Julie Andrews, the beloved and venerable star of stage and both the big and small screen, is coming to Netflix with a series entitled “Julie’s Greenroom.” She will appear with seven Muppets, a dog, a duck, and five small children, according to NPR. With the help of celebrity guests, Andrews will guide her Muppet costars in the production of a musical from start to finish.

Julie Andrews hardly needs any introduction. She first became known to broad audiences in the 1964 Disney production of “Mary Poppins,” in which she played an enigmatic and magical nanny who changes the lives of an Edwardian family.

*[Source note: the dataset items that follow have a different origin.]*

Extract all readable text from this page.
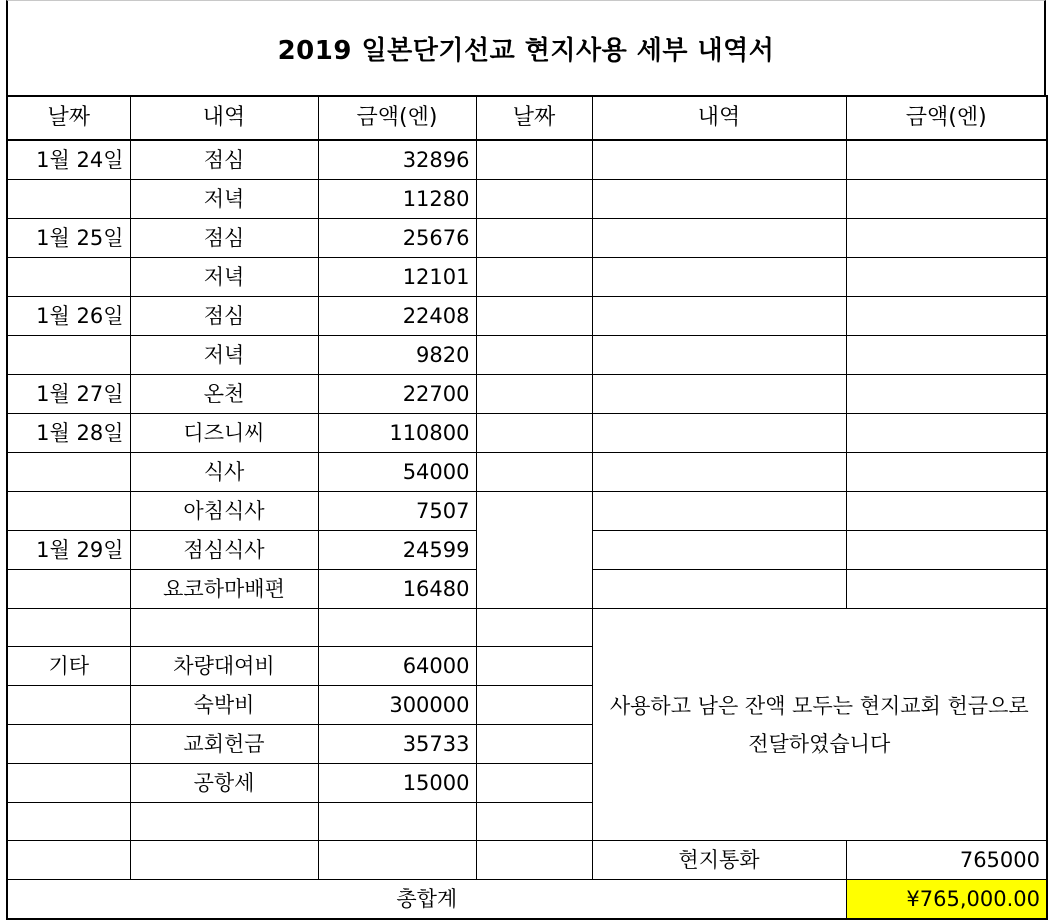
2019 일본단기선교 현지사용 세부 내역서
날짜	내역	금액(엔)	날짜	내역	금액(엔)
1월 24일	점심	32896			
	저녁	11280			
1월 25일	점심	25676			
	저녁	12101			
1월 26일	점심	22408			
	저녁	9820			
1월 27일	온천	22700			
1월 28일	디즈니씨	110800			
	식사	54000			
	아침식사	7507			
1월 29일	점심식사	24599			
	요코하마배편	16480			
				사용하고 남은 잔액 모두는 현지교회 헌금으로 전달하였습니다	
기타	차량대여비	64000			
	숙박비	300000			
	교회헌금	35733			
	공항세	15000			

				현지통화	765000
총합계					¥765,000.00
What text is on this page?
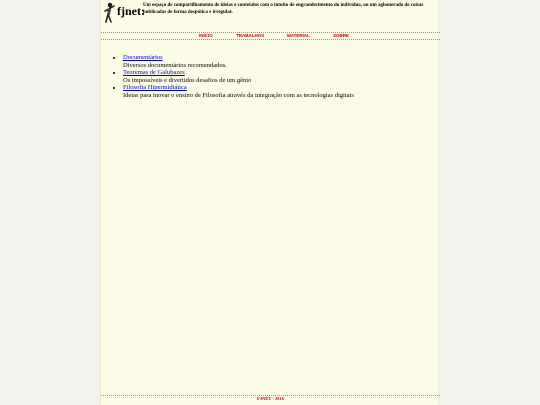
fjnet:
Um espaço de compartilhamento de ideias e conteúdos com o intuito de engrandecimento do indivíduo, ou um aglomerado de coisas publicadas de forma despótica e irregular.
INÍCIO	TRABALHOS	MATERIAL	SOBRE
• Documentários
Diversos documentários recomendados.
• Teoremas de Galubazes
Os impossíveis e divertidos desafios de um gênio
• Filosofia Hipermidiática
Ideias para inovar o ensino de Filosofia através da integração com as tecnologias digitais
FJNET - 2016
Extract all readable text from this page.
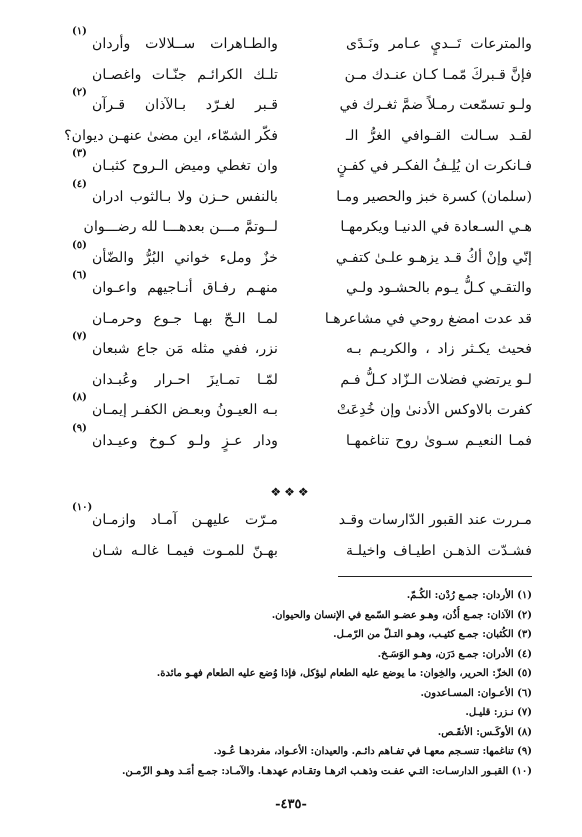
والمترعات تَــديٍ عـامر ونَـدًى
والطـاهرات ســلالات وأردان
(١)
فإنَّ قـبركَ مّمـا كـان عنـدك مـن
تلـك الكرائـم جنّـات واغصـان
ولـو تسمّعت رمـلاً ضمَّ ثغـرك في
قـبر لغـرّد بـالآذان قـرآن
(٢)
لقـد سـالت القـوافي الغرُّ الـ
فكّر الشمّاء، اين مضىٰ عنهـن ديوان؟
فـانكرت ان يُلِـفُ الفكـر في كفـنٍ
وان تغطي وميض الـروح كثبـان
(٣)
(سلمان) كسرة خبز والحصير ومـا
بالنفس حـزن ولا بـالثوب ادران
(٤)
هـي السـعادة في الدنيـا ويكرمهـا
لــوتمَّ مـــن بعدهـــا لله رضـــوان
إنّي وإنْ أكُ قـد يزهـو علـىٰ كتفـي
خزٌ وملء خواني البُرُّ والضّأن
(٥)
والتقـي كـلُّ يـوم بالحشـود ولـي
منهـم رفـاق أنـاجيهم واعـوان
(٦)
قد عدت امضغ روحي في مشاعرهـا
لمـا الـحّ بهـا جـوع وحرمـان
فحيث يكـثر زاد ، والكريـم بـه
نزر، ففي مثله مَن جاع شبعان
(٧)
لـو يرتضي فضلات الـزّاد كـلُّ فـم
لمّـا تمـايزَ احـرار وعُبـدان
كفرت بالاوكس الأدنىٰ وإن خُدِعَتْ
بـه العيـونُ وبعـض الكفـر إيمـان
(٨)
فمـا النعيـم سـوىٰ روح تناغمهـا
ودار عـزٍ ولـو كـوخ وعيـدان
(٩)
❖❖❖
مـررت عند القبور الدّارسات وقـد
مـرّت عليهـن آمـاد وازمـان
(١٠)
فشـدّت الذهـن اطيـاف واخيلـة
بهـنّ للمـوت فيمـا غالـه شـان
(١) الأردان: جمـع رُدْن: الكُـمّ.
(٢) الآذان: جمـع أُذُن، وهـو عضـو السّمع في الإنسان والحيوان.
(٣) الكُثبان: جمـع كثيـب، وهـو التـلّ من الرّمـل.
(٤) الأدران: جمـع دَرَن، وهـو الوَسَـخ.
(٥) الخزّ: الحرير، والخِوان: ما يوضع عليه الطعام ليؤكل، فإذا وُضع عليه الطعام فهـو مائدة.
(٦) الأعـوان: المسـاعدون.
(٧) نـزر: قليـل.
(٨) الأوكَـس: الأنقَـص.
(٩) تناغمها: تنسـجم معهـا في تفـاهم دائـم. والعيدان: الأعـواد، مفردهـا عُـود.
(١٠) القبـور الدارسـات: التـي عفـت وذهـب اثرهـا وتقـادم عهدهـا. والآمـاد: جمـع أمَـد وهـو الزّمـن.
-٤٣٥-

Other great musicals she appeared in and graced with her five-octave singing range included “The Sound of Music,” in which she starred as the real-life Maria von Trapp, and “Victor Victoria,” in which she played a woman pretending to be a man pretending to be a woman in 1930s Paris. Unfortunately, her magnificent singing voice was all but destroyed as a result of a botched operation in the late 1990s.

Andrews has been in some more adult fare including “The Americanization of Emily.” Alfred Hitchcock’s “Torn Curtain,” and “S.O.B.” directed by her long-term director husband Blake Edwards. She also appeared in two “Princess Diaries” films, in which she plays the queen of a small European country whose granddaughter, a feisty American teenager, played by Anne Hathaway, is the heir to her throne.

“Julie’s Greenroom” is not the first time Andrews has appeared with Muppets. She was a guest on a 1977 episode of “The Muppet Show,” in which she experienced the madness of characters like Kermit the Frog and Miss Piggy. She sang to a group of baby goats.

The five child Muppet characters will include a prima donna and a wheelchair-bound piano prodigy. The atmosphere of “Julie’s Greenroom” will be somewhat less manic than “The Muppet Show.” It will be more along the lines of a PBS children’s program such as “Sesame Street.”

Each of the guest stars will teach the Muppet children an aspect of the theater. Alec Baldwin, a man not normally associated with children’s programming, will give instruction on acting, Bill Irwin will discuss the art of being a clown. Another episode will feature a trip to the Broadway production of “Wicked,” with a trip backstage and a look at makeup. The final episode will feature Julie Andrews’ old friend and occasional co-star Carol Burnett, who will appear as a wealthy patron of the arts, the lesson being that without funding there will be very little art indeed.